Auf derartige Probleme machte auch Schafer im Rahmen seiner Untersuchungen aufmerksam. Für die Charakterisierung von akustischen Umwelten führte er die Begriffe high fidelity und low fidelity ein (vgl. Wrightson 2000: 10ff). Fidelity bedeutet in diesem Zusammenhang etwa soviel wie Klangtreue. Nach Schafer zeichnet sich die vorindustrielle Zeit durch eine high fidelity Soundscape aus. Das bedeutet, dass sich die Klänge weniger stark überlappen und man leichter zwischen Geräuschen im Vordergrund und im Hintergrund unterscheiden kann. Zudem sind natürliche Geräusche wie z.B. der Regen oder der Gesang von Vögeln in der vorindustriellen Klanglandschaft über eine längere Distanz hinweg und in wiederkehrenden Zyklen zu vernehmen.
Anders verhält es sich in der postindustriellen low fidelity Soundscape (vgl. Truax 2001: 23). Hier sind derartige Geräusche nur über kurze Entfernungen zu hören. Der Raum, welcher vom Individuum akustisch wahrgenommen werden kann (aural space, Schafer 1977: 115), verkleinert sich. In großen Städten beispielsweise kann man noch nicht einmal seine eigenen Schritte hören. Der Hörende wird folglich von seiner Umgebung isoliert. Darüber hinaus können einzelne Klänge häufig nicht mehr herausgefiltert werden, sondern gehen in einem Brei aus Geräuschen unter. Schafer bezeichnet dieses postindustrielle Phänomen, welches ebenfalls zur akustischen Isolierung der Individuen beiträgt, als „Sound Wall“ (Schafer 1977: 95).
Die beschriebenen Probleme der low fidelity Soundscape führen dazu, dass die Mitglieder einer postindustriellen Gesellschaft versuchen, die sie umgebende Klanglandschaft zu ignorieren oder auszublenden (vgl. Wrightson 2000: 12). Für den Menschen ist es jedoch sehr wichtig, sich selbst in seiner akustischen Umgebung wahrnehmen zu können und akustische Informationen als Rückmeldung zu erhalten (vgl. Truax 2001:23). Denn nur so kann das Individuum sich in der Gesellschaft orientieren und sich selbst in Relation zu anderen wahrnehmen. Der Griff nach den Kopfhörern oder besser gleich nach den Oropax kann nicht dauerhaft der einzige Ausweg sein.

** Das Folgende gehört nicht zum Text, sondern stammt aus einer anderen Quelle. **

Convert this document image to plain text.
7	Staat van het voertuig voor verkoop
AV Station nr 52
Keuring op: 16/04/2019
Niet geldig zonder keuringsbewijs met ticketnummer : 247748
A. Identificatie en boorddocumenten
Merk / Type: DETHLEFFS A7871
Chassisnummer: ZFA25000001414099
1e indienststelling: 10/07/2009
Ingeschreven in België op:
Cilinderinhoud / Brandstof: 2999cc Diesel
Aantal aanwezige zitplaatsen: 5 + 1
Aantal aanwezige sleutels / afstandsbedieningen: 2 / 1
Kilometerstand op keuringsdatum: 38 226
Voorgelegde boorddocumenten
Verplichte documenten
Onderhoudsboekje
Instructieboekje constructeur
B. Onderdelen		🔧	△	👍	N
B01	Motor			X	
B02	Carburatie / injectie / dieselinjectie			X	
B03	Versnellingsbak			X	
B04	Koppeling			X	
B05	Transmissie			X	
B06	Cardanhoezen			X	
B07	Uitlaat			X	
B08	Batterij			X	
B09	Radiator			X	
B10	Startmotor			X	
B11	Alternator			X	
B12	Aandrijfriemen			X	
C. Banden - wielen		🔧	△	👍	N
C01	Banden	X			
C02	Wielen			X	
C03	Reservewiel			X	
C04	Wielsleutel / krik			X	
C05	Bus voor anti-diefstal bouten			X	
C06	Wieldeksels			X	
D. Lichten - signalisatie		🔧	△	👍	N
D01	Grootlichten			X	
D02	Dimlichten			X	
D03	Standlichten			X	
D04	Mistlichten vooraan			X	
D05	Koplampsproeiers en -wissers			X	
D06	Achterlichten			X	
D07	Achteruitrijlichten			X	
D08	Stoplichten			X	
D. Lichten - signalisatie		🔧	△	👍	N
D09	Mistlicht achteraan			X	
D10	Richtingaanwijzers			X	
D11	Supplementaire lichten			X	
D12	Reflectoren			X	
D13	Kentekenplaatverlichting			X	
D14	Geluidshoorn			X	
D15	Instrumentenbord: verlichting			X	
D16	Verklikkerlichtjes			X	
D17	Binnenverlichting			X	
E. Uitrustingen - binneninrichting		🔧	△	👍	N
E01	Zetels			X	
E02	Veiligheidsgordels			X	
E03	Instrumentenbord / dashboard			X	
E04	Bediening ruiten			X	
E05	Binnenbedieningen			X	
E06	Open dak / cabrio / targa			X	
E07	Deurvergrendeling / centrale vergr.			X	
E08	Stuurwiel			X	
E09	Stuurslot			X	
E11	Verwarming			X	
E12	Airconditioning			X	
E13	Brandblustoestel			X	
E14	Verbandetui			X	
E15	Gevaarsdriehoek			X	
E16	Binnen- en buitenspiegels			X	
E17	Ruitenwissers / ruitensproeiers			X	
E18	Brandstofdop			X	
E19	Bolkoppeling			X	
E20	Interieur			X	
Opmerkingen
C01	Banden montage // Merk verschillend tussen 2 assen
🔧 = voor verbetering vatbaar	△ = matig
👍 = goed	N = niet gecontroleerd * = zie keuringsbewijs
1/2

Die verbesserte Soundscape

Schafer zufolge gibt es zwei Wege, die uns umgebene Soundscape zu verbessern (vgl. Wrightson 2000: 13). Zum einen müsse die akustische Kompetenz der Bevölkerung sowie ihr Verständnis für die sie umgebene Klanglandschaft gefördert werden. Zum anderen müsse unser akustisches Umfeld so verändert werden, dass man dessen Klänge wieder akzeptieren und genießen kann. Dies hätte zur Folge, dass wir weniger Energie auf den Lärm ver(sch)wenden müssten. Um entscheiden zu können, welche Geräusche uns wichtig sind, und welche wir lieber vermeiden möchten, ist es jedoch zunächst nötig, richtig hinzuhören (vgl. Schafer 2004: 3).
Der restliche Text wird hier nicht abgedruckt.